Dennis Kucinich and five other Congressmen are again pushing for a windfall profits tax with teeth. Or maybe it's just a convenient way to extort campaign contributions from the oil-and-gas industry. Either way, they have recently sponsored a bill to Congress called the "Gas Price Spike Act of 2012." It is the old theme that politicians know the correct prices, how much profit a company should earn, what kind of cars that people should drive, and how we should get to work and the grocery store. The right price, however, cannot be known by any politician. Even a trainload of brilliant, highly trained economists with the most powerful computers could not know what the right price is. Prices arise from the day-to-day interactions of all participants in a free market, which is itself a dynamic, constantly evolving discovery process.
It is worthwhile thinking about why prices may spike. It typically happens after a major catastrophe, like when a hurricane knocks out 30 percent of the refining capacity for petroleum products or a weather event destroys a major portion of a crop. In a market free of coercion by any participant or the government, the prices convey important messages and help to direct the scarce commodity to the activity for which it is valued the most. One of the most fundamental economic principles is the relationship between the supply and demand for a product and its price. A higher quantity demanded leads to a higher price. Shortages also lead to higher prices. This is neither bad nor good, it just is. It is the nature of voluntary exchange systems which we call markets.
High prices tend to encourage more efficient usage and discourage waste. In the case of energy, trips to town may be consolidated and vacation plans may be altered. In the longer term, more efficient vehicles, factories and equipment are developed and put into use, which reduce energy consumption in the long run. High prices cause the quantity which consumers demand, that is, the amount which they are actually willing and able to pay at any point in time, to decrease, which tends to moderate prices.

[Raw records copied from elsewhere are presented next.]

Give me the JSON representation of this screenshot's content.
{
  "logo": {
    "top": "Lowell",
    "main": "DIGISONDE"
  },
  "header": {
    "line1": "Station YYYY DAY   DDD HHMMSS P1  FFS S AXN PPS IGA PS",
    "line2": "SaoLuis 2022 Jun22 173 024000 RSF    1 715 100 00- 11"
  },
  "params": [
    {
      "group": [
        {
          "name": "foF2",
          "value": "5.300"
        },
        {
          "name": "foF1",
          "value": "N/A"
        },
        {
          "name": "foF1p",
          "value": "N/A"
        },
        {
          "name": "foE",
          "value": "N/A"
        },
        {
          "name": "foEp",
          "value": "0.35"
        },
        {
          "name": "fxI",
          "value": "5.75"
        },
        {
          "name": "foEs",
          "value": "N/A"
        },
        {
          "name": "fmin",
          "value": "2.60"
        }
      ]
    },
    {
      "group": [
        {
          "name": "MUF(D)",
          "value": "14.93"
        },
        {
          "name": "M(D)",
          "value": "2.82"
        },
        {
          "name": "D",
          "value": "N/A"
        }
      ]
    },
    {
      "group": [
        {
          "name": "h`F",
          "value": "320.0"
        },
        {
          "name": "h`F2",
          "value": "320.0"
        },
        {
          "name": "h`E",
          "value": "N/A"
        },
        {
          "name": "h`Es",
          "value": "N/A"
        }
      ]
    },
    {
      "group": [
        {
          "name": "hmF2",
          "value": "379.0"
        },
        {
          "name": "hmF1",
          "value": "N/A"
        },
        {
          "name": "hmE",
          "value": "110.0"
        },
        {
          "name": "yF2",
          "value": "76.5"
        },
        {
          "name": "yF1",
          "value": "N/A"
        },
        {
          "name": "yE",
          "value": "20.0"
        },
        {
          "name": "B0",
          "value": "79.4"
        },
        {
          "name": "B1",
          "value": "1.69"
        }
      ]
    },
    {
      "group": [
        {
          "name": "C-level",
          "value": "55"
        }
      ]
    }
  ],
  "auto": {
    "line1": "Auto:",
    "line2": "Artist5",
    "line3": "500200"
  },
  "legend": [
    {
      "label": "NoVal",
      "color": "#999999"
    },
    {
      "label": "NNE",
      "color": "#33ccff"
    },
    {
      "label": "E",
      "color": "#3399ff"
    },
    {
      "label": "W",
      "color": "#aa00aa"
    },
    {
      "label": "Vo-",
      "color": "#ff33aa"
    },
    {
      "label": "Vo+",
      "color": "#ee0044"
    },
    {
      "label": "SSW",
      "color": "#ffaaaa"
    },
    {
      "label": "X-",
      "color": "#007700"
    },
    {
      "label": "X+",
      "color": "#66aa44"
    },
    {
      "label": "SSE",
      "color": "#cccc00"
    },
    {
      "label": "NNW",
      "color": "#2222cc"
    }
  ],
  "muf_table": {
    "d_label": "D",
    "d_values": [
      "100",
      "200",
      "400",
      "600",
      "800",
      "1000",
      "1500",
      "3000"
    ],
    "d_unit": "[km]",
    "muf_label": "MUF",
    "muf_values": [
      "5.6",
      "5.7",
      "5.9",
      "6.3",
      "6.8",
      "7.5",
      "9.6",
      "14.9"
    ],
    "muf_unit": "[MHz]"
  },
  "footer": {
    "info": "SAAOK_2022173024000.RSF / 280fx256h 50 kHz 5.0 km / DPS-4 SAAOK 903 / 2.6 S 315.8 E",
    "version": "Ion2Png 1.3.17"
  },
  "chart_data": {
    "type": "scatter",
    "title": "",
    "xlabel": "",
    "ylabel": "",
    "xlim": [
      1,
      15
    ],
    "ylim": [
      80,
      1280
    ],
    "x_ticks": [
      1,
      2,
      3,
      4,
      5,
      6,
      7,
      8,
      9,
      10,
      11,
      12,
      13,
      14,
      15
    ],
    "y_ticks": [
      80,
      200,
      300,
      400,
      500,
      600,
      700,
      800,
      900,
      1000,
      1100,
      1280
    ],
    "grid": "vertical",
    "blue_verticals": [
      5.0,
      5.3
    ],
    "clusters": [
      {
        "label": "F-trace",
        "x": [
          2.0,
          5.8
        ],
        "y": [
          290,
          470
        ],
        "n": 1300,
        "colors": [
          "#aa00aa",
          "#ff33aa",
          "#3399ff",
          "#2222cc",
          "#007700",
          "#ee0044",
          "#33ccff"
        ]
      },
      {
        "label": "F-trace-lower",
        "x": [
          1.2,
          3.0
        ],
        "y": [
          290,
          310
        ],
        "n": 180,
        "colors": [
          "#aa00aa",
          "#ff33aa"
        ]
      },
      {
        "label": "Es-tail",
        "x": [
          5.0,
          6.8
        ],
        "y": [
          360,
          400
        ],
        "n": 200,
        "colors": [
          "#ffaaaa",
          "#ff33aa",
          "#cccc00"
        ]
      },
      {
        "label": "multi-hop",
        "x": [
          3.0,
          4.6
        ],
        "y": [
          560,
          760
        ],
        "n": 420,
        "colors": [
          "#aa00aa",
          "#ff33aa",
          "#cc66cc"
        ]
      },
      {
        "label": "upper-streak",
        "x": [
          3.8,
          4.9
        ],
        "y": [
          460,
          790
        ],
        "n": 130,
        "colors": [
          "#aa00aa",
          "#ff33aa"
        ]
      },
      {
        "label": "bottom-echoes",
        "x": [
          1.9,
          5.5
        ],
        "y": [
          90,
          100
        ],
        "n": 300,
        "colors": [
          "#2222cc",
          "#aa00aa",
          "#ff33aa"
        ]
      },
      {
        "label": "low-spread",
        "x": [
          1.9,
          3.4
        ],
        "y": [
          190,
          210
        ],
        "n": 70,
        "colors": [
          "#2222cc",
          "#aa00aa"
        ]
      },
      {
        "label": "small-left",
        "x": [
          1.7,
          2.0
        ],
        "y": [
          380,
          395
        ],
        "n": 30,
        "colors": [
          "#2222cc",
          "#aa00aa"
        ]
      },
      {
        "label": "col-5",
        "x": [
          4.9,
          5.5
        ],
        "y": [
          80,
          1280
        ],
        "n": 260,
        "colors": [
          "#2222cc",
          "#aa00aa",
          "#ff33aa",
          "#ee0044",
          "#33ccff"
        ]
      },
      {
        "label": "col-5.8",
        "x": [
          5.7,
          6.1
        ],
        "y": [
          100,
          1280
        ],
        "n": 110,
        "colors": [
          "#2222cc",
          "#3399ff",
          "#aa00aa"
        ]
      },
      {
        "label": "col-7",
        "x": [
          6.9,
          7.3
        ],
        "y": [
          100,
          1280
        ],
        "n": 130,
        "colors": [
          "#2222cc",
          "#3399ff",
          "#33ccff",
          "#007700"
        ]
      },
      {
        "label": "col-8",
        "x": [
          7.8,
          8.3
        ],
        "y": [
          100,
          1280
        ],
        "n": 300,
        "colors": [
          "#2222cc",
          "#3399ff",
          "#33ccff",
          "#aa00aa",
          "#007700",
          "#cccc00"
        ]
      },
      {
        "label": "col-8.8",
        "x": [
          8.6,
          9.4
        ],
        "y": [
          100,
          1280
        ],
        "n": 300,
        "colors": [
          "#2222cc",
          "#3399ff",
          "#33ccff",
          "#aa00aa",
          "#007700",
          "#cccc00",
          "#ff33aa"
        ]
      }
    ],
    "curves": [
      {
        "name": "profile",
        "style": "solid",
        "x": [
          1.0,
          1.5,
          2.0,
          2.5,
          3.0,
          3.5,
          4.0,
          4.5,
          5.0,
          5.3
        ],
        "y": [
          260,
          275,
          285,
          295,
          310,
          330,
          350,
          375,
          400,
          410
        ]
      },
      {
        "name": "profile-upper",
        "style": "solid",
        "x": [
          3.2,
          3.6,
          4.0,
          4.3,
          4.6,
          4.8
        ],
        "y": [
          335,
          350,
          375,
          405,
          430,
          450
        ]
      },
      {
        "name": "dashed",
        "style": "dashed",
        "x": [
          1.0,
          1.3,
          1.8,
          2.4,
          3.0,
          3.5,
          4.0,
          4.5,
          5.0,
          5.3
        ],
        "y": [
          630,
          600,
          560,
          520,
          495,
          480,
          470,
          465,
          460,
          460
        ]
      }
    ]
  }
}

What do we want in the wake of a shortage and price spike caused by destruction of productive assets? What do we want in the event of a blockade of major oil supplies in the Middle East? The inevitable result of a sudden shortage is a spike in price, and we ultimately want prices to return to normal as quickly as possible. More important to economic reality is that high prices tend to increase the profits of suppliers who are fortunate enough to be in a position to supply the product. This is not good or bad, it is a part of the reality of voluntary trade.
Profits are the mechanism by which the market determines how much will be supplied. Since suppliers are just members of the human race, they will try to take advantage of opportunities which arise. In times of high prices, they will try to increase their profits by finding more to sell, and those profits will draw others into the market. Ultimately, in a free market setting, the supply will increase and prices will decline. The low energy prices of the 1990s were the result of high prices of the 70s and 80s. The high prices of the 2000s have resulted in tremendous energy finds all over the world, but especially here in North America. They will result in lower prices in the coming decade, if politicians quit trying to help us to death.
Those politicians say that they want to lower prices to help the poor working stiffs, the helpless babies, the cuddly little puppies, and all of the warm, fuzzy, wonderful things that politicians promote. What, however, have they actually done, and what are the inevitable results? They say they want business to build in the U.S., then they demonize the people who earn profits. They try to steal those profits outright with taxes of up to 100 percent. They prevent, delay, and increase the costs for any development of energy in America while promoting and financing foreign development. Most recently, President Obama rejected the Keystone XL pipeline proposal, thus rejecting the supply of millions of barrels of petroleum from Canada. Our politicians don't know how to fix markets. All they know is how to break them. We need to get rid of arrogant politicians (and their economic advisors) who think they know how to run our lives.